Nothing un-beguiles a fairy tale more than forced whimsy and labored magic, which is precisely what plagues "Ella Enchanted". The film, designed to add a modern kick to the fairy tale by introducing contemporary references and attitudes along with golden-oldie rock songs, never fully achieves the lighthearted tone it so desperately seeks. The Miramax film, directed by Tommy O'Haver ("Get Over It"), does attain moments of charm largely because of the talented and energetic Anne Hathaway ("The Princess Diaries"). Adding singing and dancing to her movie portfolio, Hathaway is very much the star of this movie, and she is a real delight. But with the audience limited to adolescents and younger children, and mostly girls at that, boxoffice potential here is equally as limited.

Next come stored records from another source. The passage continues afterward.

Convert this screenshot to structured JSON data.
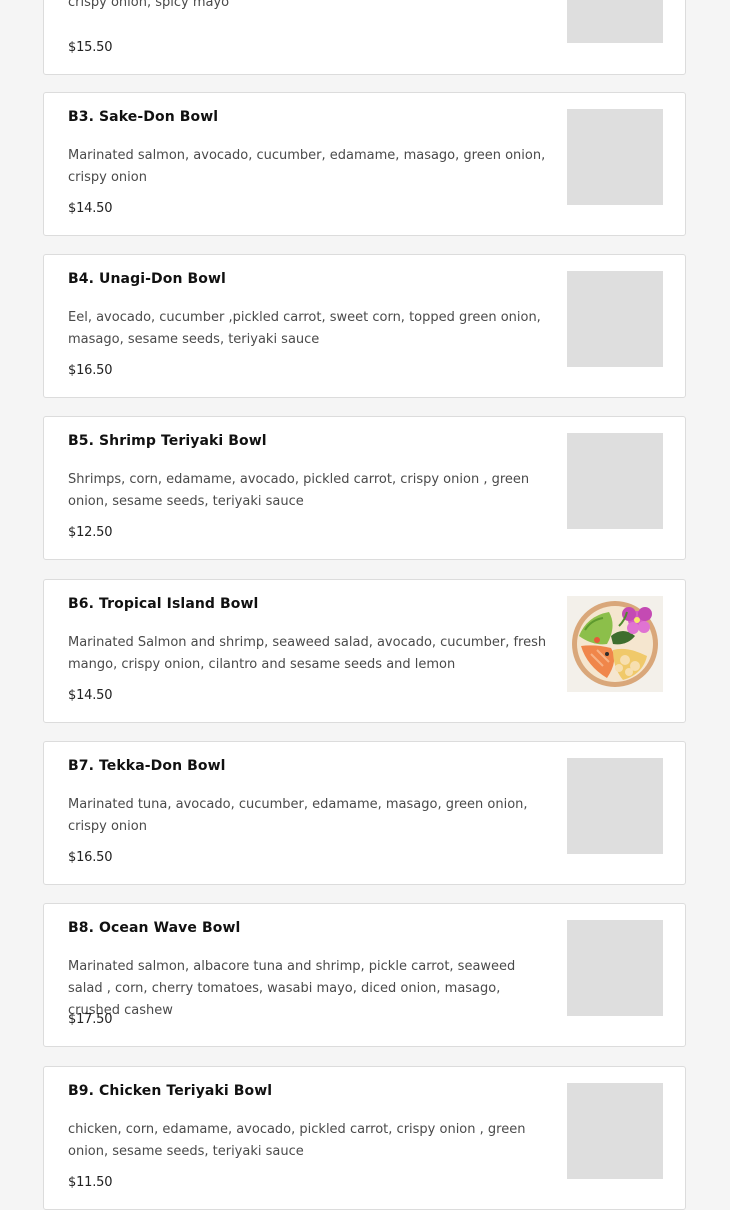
{
  "menu": {
    "items": [
      {
        "name": "",
        "description": "crispy onion, spicy mayo",
        "price": "$15.50",
        "image": "placeholder"
      },
      {
        "name": "B3. Sake-Don Bowl",
        "description": "Marinated salmon, avocado, cucumber, edamame, masago, green onion, crispy onion",
        "price": "$14.50",
        "image": "placeholder"
      },
      {
        "name": "B4. Unagi-Don Bowl",
        "description": "Eel, avocado, cucumber ,pickled carrot, sweet corn, topped green onion, masago, sesame seeds, teriyaki sauce",
        "price": "$16.50",
        "image": "placeholder"
      },
      {
        "name": "B5. Shrimp Teriyaki Bowl",
        "description": "Shrimps, corn, edamame, avocado, pickled carrot, crispy onion , green onion, sesame seeds, teriyaki sauce",
        "price": "$12.50",
        "image": "placeholder"
      },
      {
        "name": "B6. Tropical Island Bowl",
        "description": "Marinated Salmon and shrimp, seaweed salad, avocado, cucumber, fresh mango, crispy onion, cilantro and sesame seeds and lemon",
        "price": "$14.50",
        "image": "poke-bowl-photo"
      },
      {
        "name": "B7. Tekka-Don Bowl",
        "description": "Marinated tuna, avocado, cucumber, edamame, masago, green onion, crispy onion",
        "price": "$16.50",
        "image": "placeholder"
      },
      {
        "name": "B8. Ocean Wave Bowl",
        "description": "Marinated salmon, albacore tuna and shrimp, pickle carrot, seaweed salad , corn, cherry tomatoes, wasabi mayo, diced onion, masago, crushed cashew",
        "price": "$17.50",
        "image": "placeholder"
      },
      {
        "name": "B9. Chicken Teriyaki Bowl",
        "description": "chicken, corn, edamame, avocado, pickled carrot, crispy onion , green onion, sesame seeds, teriyaki sauce",
        "price": "$11.50",
        "image": "placeholder"
      }
    ]
  }
}
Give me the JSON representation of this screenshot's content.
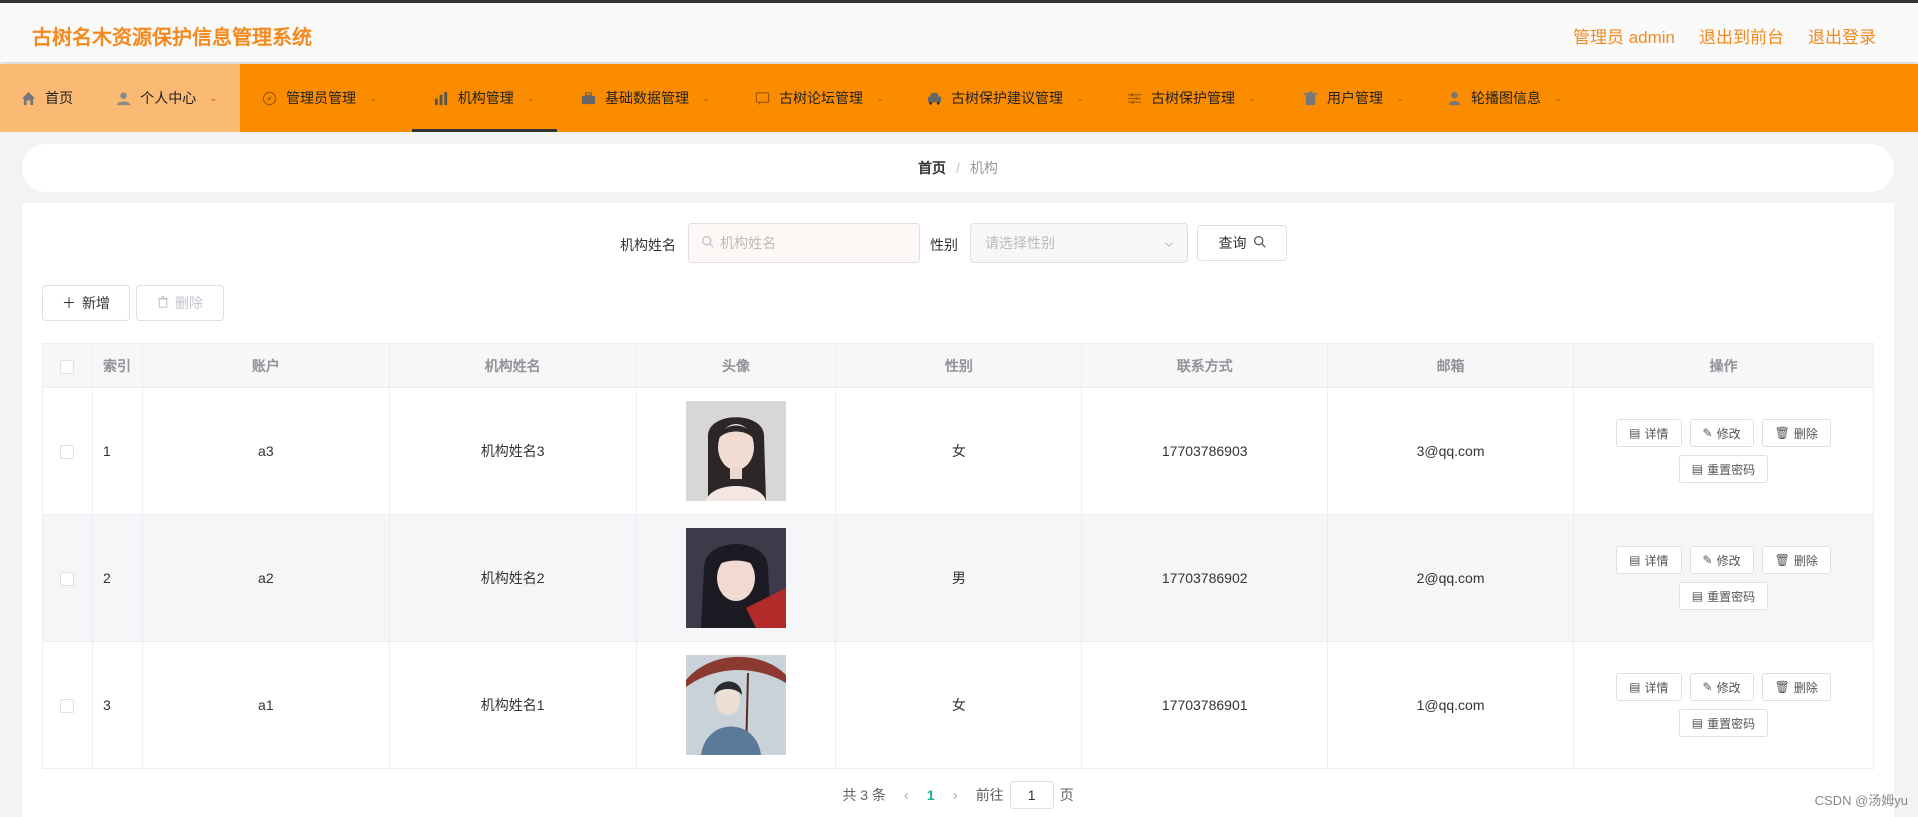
{
  "header": {
    "title": "古树名木资源保护信息管理系统",
    "admin_label": "管理员 admin",
    "front_link": "退出到前台",
    "logout_link": "退出登录"
  },
  "nav": [
    {
      "label": "首页",
      "icon": "home-icon"
    },
    {
      "label": "个人中心",
      "icon": "user-icon"
    },
    {
      "label": "管理员管理",
      "icon": "compass-icon"
    },
    {
      "label": "机构管理",
      "icon": "chart-icon"
    },
    {
      "label": "基础数据管理",
      "icon": "briefcase-icon"
    },
    {
      "label": "古树论坛管理",
      "icon": "chat-icon"
    },
    {
      "label": "古树保护建议管理",
      "icon": "car-icon"
    },
    {
      "label": "古树保护管理",
      "icon": "sliders-icon"
    },
    {
      "label": "用户管理",
      "icon": "trash-icon"
    },
    {
      "label": "轮播图信息",
      "icon": "person-icon"
    }
  ],
  "breadcrumb": {
    "home": "首页",
    "sep": "/",
    "current": "机构"
  },
  "search": {
    "name_label": "机构姓名",
    "name_placeholder": "机构姓名",
    "gender_label": "性别",
    "gender_placeholder": "请选择性别",
    "query_button": "查询"
  },
  "toolbar": {
    "add_label": "新增",
    "delete_label": "删除"
  },
  "table": {
    "headers": [
      "索引",
      "账户",
      "机构姓名",
      "头像",
      "性别",
      "联系方式",
      "邮箱",
      "操作"
    ],
    "rows": [
      {
        "index": "1",
        "account": "a3",
        "name": "机构姓名3",
        "gender": "女",
        "phone": "17703786903",
        "email": "3@qq.com"
      },
      {
        "index": "2",
        "account": "a2",
        "name": "机构姓名2",
        "gender": "男",
        "phone": "17703786902",
        "email": "2@qq.com"
      },
      {
        "index": "3",
        "account": "a1",
        "name": "机构姓名1",
        "gender": "女",
        "phone": "17703786901",
        "email": "1@qq.com"
      }
    ],
    "actions": {
      "detail": "详情",
      "edit": "修改",
      "delete": "删除",
      "reset": "重置密码"
    }
  },
  "pager": {
    "total": "共 3 条",
    "current": "1",
    "goto_label": "前往",
    "goto_value": "1",
    "page_unit": "页"
  },
  "watermark": "CSDN @汤姆yu",
  "colors": {
    "brand": "#f5891d",
    "nav_bg": "#fb8c00",
    "nav_highlight": "#fbba74",
    "pager_active": "#1bb394"
  }
}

Ella plays the title character, who at birth is given a gift -- which is really a curse -- of "perfect obedience" by an out-of-control fairy godmother (Vivica A. Fox). This forces her to obey any and every command no matter how ridiculous or demeaning. When her widowed dad (Patrick Bergin) remarries, this brings to the household a wicked stepmother ("Absolutely Fabulous'" Joanna Lumley) and two nasty stepsisters, Hattie (Lucy Punch), who lives to scheme, and Olive (Jennifer Higham), who mentally is several goblets short of a medieval table setting.

The sisters are smitten by Prince Char (Hugh Dancy), but Ella loathes him because his uncle, Sir Edgar (Cary Elwes), acting as regent until Char takes over for his late father, has segregated the kingdom. Sir Edgar has banished the peaceful ogres to the forest and sentenced the gentle giants to forced labor while restricting elves to jobs as entertainers and clowns. Ella, a civil rights activist, unfurls a banner denouncing these restrictions when the prince appears at the opening of the Frell Galleria mall.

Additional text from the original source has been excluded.